Un reportage du journaliste mauritanien Ahmed Cheikh, directeur de publication de Le Calame, sur les résultats du premier mandat du professeur Alpha Condé à la tête de l’Etat guinéen.

A la prise du pouvoir par l’armée, en 1984, l’endettement du Trésor, auprès du système bancaire, s’élevait à 45 milliards de francs guinéens (1,9 milliard USD, alors que 1 $US = 24 FG, à l’époque). Après vingt-six ans de fanfaronnes marches militaires, il était grimpé, en cette fin de Décembre 2010 qui voyait l’installation, enfin, d’un gouvernement civil démocratiquement élu, à 8 347 milliards de ces mêmes francs guinéens désormais formidablement dépréciés (1$US = 7000 FG !) !
Le défi qui se pose alors au président Alpha Condé paraît insurmontable.

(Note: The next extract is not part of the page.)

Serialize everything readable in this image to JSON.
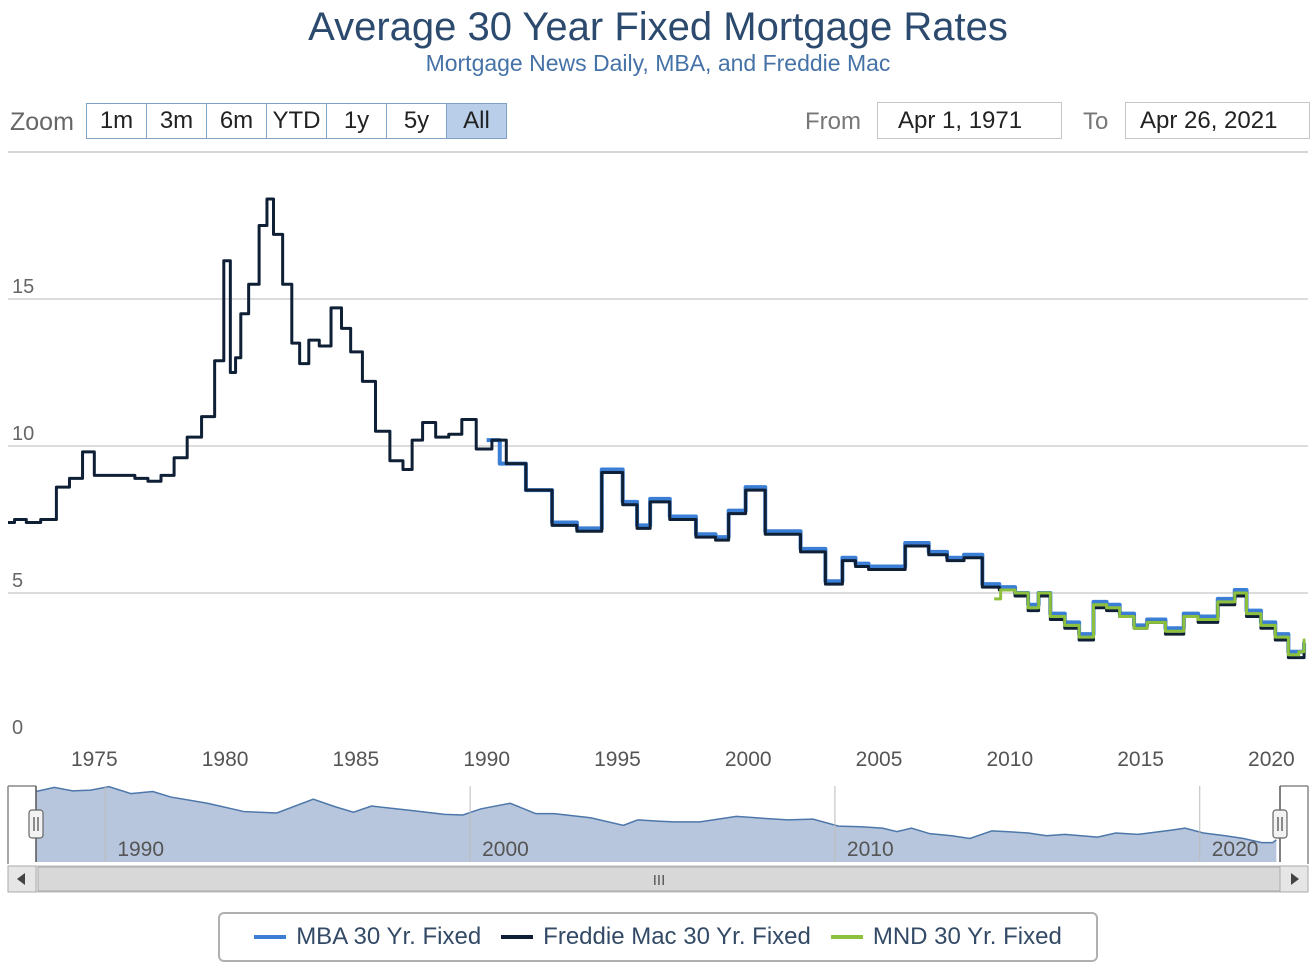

Mais, lance-t-il, «au travail ! Serrons les dents, citoyens !» Un programme de référence, approuvé par le Fonds Monétaire International (FMI), est adopté : audit et gel des marchés publics ; redéfinition et respect de leurs procédures; gestion de la dépense sur base caisse et strict plan mensualisé de trésorerie; promulgation et application effective d’une loi portant principe de l’unicité du compte du Trésor… Une nouvelle politique qui permet de réduire, spectaculairement, le déficit budgétaire, qui passe de 13 % à 2 %, en moins de deux ans. Cet effort sans équivalent est accompagné d’une politique monétaire rigoureuse qui va permettre de réduire notablement le niveau d’inflation (23% en 2010, 17% en 2011) ; tout en soutenant le taux de change du franc guinéen et en relevant le niveau des réserves.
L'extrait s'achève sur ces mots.